Я еще немного подумал и сбросил в «базар» девятку. И по торжествующему выражению маминого лица понял, что совершил фатальную ошибку…
– Тэк-с! – произнесла мама и начала, не торопясь, выкладывать на стол карты.
– Э! Ты чего наделал? – грозно спросила Катерина. – Ты ей карту нужную сдал!
– Сам вижу, – сказал я мрачно.
Мама аккуратно разложила имевшиеся у нее на руках комбинации – три девятки, три дамы и три двойки – и звонко шлепнула в «базар» последнюю карту – того самого пикового короля, который был мне так нужен.
– Я кончила, – объявила мама.
– У меня примерно по нулям, – объявила Катя, быстро прикинув в уме прибыли и убытки. – Плюс тринадцать очков! Кто пишет?
– Ну давай! – вздохнул я и взял в руки ручку. Считать свой колоссальный минус мне не хотелось.
– Сто двадцать шесть, – гордо объявила мама.
Я начертил на листе бумаги три колонки, обозначил их буквами «К», «М» и «Я» и занес в них цифры. Затем стал считать свои потери. Получилось почти минус сто сорок очков. Приходилось признать, что я практически выбыл из борьбы уже в первом сете.
– Ничего-ничего, – бодрился я. – Я еще вас догоню.
– Блажен, кто верует, – сказала сестра.
– Кто сдает? – спросила мама.
– Ты.
Мама собрала со стола карты и начала их тщательно перемешивать. У Катьки зазвонил телефон.
– Да? – произнесла она в трубку. – Филипп? Да, могу…
– Я сейчас, – сказала она нам и вышла в коридор.
Мы остались с мамой за столом одни.
– Так, значит, он был учеником и ассистентом прадеда? – вернулся я к разговору о Кончаке. – И был вхож в дом?

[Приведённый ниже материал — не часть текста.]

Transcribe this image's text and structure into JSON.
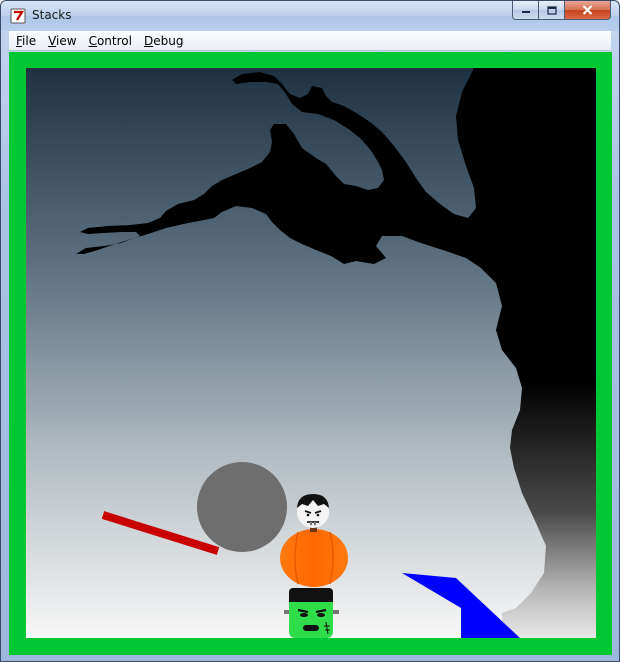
{
  "window": {
    "title": "Stacks",
    "icon": "app-icon",
    "buttons": [
      "minimize-icon",
      "maximize-icon",
      "close-icon"
    ]
  },
  "menu": {
    "items": [
      "File",
      "View",
      "Control",
      "Debug"
    ]
  },
  "scene": {
    "frame_color": "#00c833",
    "sky_top_color": "#1e3040",
    "sky_bottom_color": "#f6f6f6",
    "tree_color": "#000000",
    "objects": [
      {
        "name": "tree-silhouette",
        "color": "#000000"
      },
      {
        "name": "gray-boulder",
        "color": "#6e6e6e"
      },
      {
        "name": "red-plank",
        "color": "#c80000"
      },
      {
        "name": "pumpkin",
        "color": "#ff6a00"
      },
      {
        "name": "vampire-head",
        "color": "#ffffff"
      },
      {
        "name": "frankenstein-head",
        "color": "#2fdc4a"
      },
      {
        "name": "blue-ramp",
        "color": "#0000ff"
      }
    ]
  }
}
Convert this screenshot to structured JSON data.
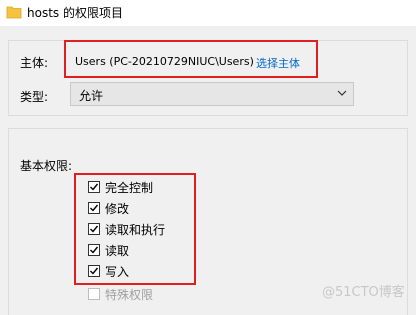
{
  "window": {
    "title": "hosts 的权限项目",
    "folder_icon": "folder-icon"
  },
  "principal": {
    "label": "主体:",
    "value": "Users (PC-20210729NIUC\\Users)",
    "link": "选择主体"
  },
  "type": {
    "label": "类型:",
    "value": "允许"
  },
  "basic_permissions": {
    "label": "基本权限:",
    "items": [
      {
        "label": "完全控制",
        "checked": true
      },
      {
        "label": "修改",
        "checked": true
      },
      {
        "label": "读取和执行",
        "checked": true
      },
      {
        "label": "读取",
        "checked": true
      },
      {
        "label": "写入",
        "checked": true
      },
      {
        "label": "特殊权限",
        "checked": false,
        "disabled": true
      }
    ]
  },
  "watermark": "@51CTO博客",
  "colors": {
    "highlight": "#e02020",
    "link": "#0066cc",
    "folder": "#f5c342"
  }
}
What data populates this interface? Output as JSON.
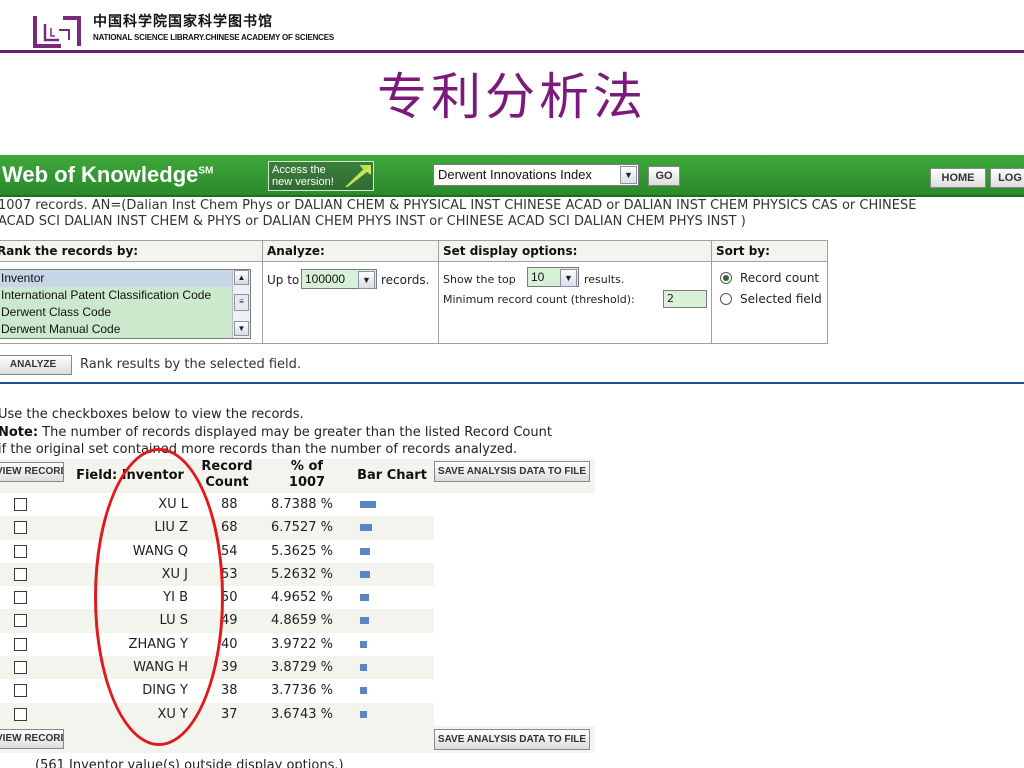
{
  "header": {
    "org_cn": "中国科学院国家科学图书馆",
    "org_en": "NATIONAL SCIENCE LIBRARY.CHINESE ACADEMY OF SCIENCES",
    "logo_text": "L LT",
    "slide_title": "专利分析法",
    "accent_color": "#6b1f6e"
  },
  "wok": {
    "brand": "Web of Knowledge",
    "brand_mark": "SM",
    "access_line1": "Access the",
    "access_line2": "new version!",
    "database": "Derwent Innovations Index",
    "go_label": "GO",
    "home_label": "HOME",
    "log_label": "LOG",
    "bar_color": "#3fa83b"
  },
  "query": {
    "line1": "1007 records. AN=(Dalian Inst Chem Phys or DALIAN CHEM & PHYSICAL INST CHINESE ACAD or DALIAN INST CHEM PHYSICS CAS or CHINESE",
    "line2": "ACAD SCI DALIAN INST CHEM & PHYS or DALIAN CHEM PHYS INST or CHINESE ACAD SCI DALIAN CHEM PHYS INST )"
  },
  "panels": {
    "rank_header": "Rank the records by:",
    "rank_options": [
      "Inventor",
      "International Patent Classification Code",
      "Derwent Class Code",
      "Derwent Manual Code"
    ],
    "analyze_header": "Analyze:",
    "analyze_prefix": "Up to",
    "analyze_value": "100000",
    "analyze_suffix": "records.",
    "display_header": "Set display options:",
    "display_prefix": "Show the top",
    "display_value": "10",
    "display_suffix": "results.",
    "threshold_label": "Minimum record count (threshold):",
    "threshold_value": "2",
    "sort_header": "Sort by:",
    "sort_record_count": "Record count",
    "sort_selected_field": "Selected field"
  },
  "analyze_button": "ANALYZE",
  "analyze_hint": "Rank results by the selected field.",
  "notes": {
    "line1": "Use the checkboxes below to view the records.",
    "note_label": "Note:",
    "line2": " The number of records displayed may be greater than the listed Record Count",
    "line3": "if the original set contained more records than the number of records analyzed."
  },
  "results": {
    "view_records": "VIEW RECORDS",
    "field_header": "Field: Inventor",
    "record_header_1": "Record",
    "record_header_2": "Count",
    "pct_header_1": "% of",
    "pct_header_2": "1007",
    "bar_header": "Bar Chart",
    "save_label": "SAVE ANALYSIS DATA TO FILE",
    "bar_color": "#5b86c4",
    "rows": [
      {
        "inventor": "XU L",
        "count": "88",
        "percent": "8.7388 %"
      },
      {
        "inventor": "LIU Z",
        "count": "68",
        "percent": "6.7527 %"
      },
      {
        "inventor": "WANG Q",
        "count": "54",
        "percent": "5.3625 %"
      },
      {
        "inventor": "XU J",
        "count": "53",
        "percent": "5.2632 %"
      },
      {
        "inventor": "YI B",
        "count": "50",
        "percent": "4.9652 %"
      },
      {
        "inventor": "LU S",
        "count": "49",
        "percent": "4.8659 %"
      },
      {
        "inventor": "ZHANG Y",
        "count": "40",
        "percent": "3.9722 %"
      },
      {
        "inventor": "WANG H",
        "count": "39",
        "percent": "3.8729 %"
      },
      {
        "inventor": "DING Y",
        "count": "38",
        "percent": "3.7736 %"
      },
      {
        "inventor": "XU Y",
        "count": "37",
        "percent": "3.6743 %"
      }
    ],
    "outside_note": "(561 Inventor value(s) outside display options.)"
  },
  "annotation_color": "#e0191c"
}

– О да! Он часто бывал здесь, в этой квартире. Мама, твоя бабушка, рассказывала, что иногда они допоздна засиживались с Павлом Алексеевичем, и тогда Бориса Ростиславовича оставляли ночевать. Ему стелили на диване в кабинете. Мама рассказывала, что у него была комната в большой коммунальной квартире в Даевом переулке, на Сретенке. Но он очень не любил там бывать и мечтал, что когда-нибудь у него будет отдельная квартира…

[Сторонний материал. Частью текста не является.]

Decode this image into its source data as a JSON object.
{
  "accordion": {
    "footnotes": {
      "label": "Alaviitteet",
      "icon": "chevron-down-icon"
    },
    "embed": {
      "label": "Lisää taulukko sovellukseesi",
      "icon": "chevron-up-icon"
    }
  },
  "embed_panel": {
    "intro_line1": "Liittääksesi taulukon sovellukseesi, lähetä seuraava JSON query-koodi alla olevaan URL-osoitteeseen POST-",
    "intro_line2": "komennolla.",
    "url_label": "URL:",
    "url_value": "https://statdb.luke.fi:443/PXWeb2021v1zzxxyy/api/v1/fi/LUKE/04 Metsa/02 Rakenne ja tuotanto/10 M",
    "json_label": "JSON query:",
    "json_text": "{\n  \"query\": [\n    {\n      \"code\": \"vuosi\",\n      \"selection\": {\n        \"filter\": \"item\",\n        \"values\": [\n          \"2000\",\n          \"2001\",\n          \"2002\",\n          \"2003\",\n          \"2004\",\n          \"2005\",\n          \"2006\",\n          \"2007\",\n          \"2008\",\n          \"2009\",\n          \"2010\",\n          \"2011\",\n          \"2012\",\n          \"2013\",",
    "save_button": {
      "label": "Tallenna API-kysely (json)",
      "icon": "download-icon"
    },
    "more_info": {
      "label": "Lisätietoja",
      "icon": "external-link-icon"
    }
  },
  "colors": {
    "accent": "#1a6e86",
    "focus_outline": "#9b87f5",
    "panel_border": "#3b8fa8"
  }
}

– А что с ним стало потом?
– Не знаю… Я же говорю, после смерти прадеда он еще какое-то время бывал у нас. Привозил какие-то бумаги, наверное, из института. Мама говорила, что вскоре после похорон Павла Алексеевича Борис приехал сюда, на Новинский, с большим чемоданом… Даже не чемоданом, а сундуком. Такой большой черный, по углам металлические набойки, а кроме замков еще кожаные ремни…
– А что было в сундуке?
– Не знаю. Наверное, документы какие-нибудь. Бабушка Ариадна рассказывала, что были планы устроить музей академика Заблудовского в ВАСХНИЛ…

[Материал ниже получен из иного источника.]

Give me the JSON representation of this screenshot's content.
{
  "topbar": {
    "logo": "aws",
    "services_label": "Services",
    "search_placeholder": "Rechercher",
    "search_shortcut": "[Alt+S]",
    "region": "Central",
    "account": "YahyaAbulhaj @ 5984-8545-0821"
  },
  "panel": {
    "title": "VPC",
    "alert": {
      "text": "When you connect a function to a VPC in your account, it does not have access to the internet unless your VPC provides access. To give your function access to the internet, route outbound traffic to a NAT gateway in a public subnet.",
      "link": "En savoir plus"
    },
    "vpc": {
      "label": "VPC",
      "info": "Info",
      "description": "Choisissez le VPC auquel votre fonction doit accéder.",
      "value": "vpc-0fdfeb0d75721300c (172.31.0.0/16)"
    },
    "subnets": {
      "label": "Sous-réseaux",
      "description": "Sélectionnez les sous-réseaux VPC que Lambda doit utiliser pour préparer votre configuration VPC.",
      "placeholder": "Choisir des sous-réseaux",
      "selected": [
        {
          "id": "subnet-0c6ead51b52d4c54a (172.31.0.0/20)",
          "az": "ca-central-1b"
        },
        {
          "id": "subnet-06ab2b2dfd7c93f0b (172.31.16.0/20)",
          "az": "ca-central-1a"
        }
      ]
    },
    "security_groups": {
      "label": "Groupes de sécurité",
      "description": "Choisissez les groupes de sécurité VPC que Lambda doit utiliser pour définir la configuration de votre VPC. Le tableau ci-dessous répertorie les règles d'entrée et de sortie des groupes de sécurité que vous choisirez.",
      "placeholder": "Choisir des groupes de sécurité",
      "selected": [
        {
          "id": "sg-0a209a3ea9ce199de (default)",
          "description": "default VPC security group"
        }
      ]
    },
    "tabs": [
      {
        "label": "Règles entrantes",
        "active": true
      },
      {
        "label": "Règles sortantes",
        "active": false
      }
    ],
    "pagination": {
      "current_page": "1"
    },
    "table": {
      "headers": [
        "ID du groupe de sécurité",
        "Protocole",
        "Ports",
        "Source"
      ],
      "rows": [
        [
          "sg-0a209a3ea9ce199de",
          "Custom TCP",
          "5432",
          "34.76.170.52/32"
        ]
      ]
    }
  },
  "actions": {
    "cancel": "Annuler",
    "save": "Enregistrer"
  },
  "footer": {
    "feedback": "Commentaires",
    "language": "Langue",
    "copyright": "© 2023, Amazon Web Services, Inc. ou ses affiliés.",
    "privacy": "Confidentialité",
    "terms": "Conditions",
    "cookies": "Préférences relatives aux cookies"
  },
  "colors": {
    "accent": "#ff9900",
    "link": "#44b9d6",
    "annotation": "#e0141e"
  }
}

– Но никакого музея не получилось?
– Нет, не получилось.
– Значит, Кончак принес вам кофр, который положили на антресоли…
– Да.
– И куда этот кофр потом делся?
– Его забрали.
– Кто? Когда?
Мама сложила карты аккуратной стопкой и задумчиво посмотрела на меня.
– Он сам и забрал.
– Кто – он?
– Ну, Борис Ростиславович. Это, кстати, был единственный раз, когда я его видела.
– И когда это было?
– Уже после войны. Году в сорок восьмом или в сорок девятом. Прабабушки тогда уже не было. Я не помню, как он пришел. Но помню, как они сидели с мамой в столовой, за большим круглым столом… Ты помнишь этот стол?
– Конечно, помню.
– Его потом жучок съел, – с сожалением заметила мама. – Вот они сидели за этим столом и разговаривали. Я была маленькая, мне, наверное, лет девять было. И я все хотела к ним туда, послушать, о чем они говорят, а мама меня все выпроваживала… А я опять приходила под каким-нибудь предлогом – то шнурок развязался, то куклу показать… Мама сердилась, а Борис Ростиславович смеялся и говорил маме: «Не прогоняй ее, ей же интересно». И по волосам меня трепал…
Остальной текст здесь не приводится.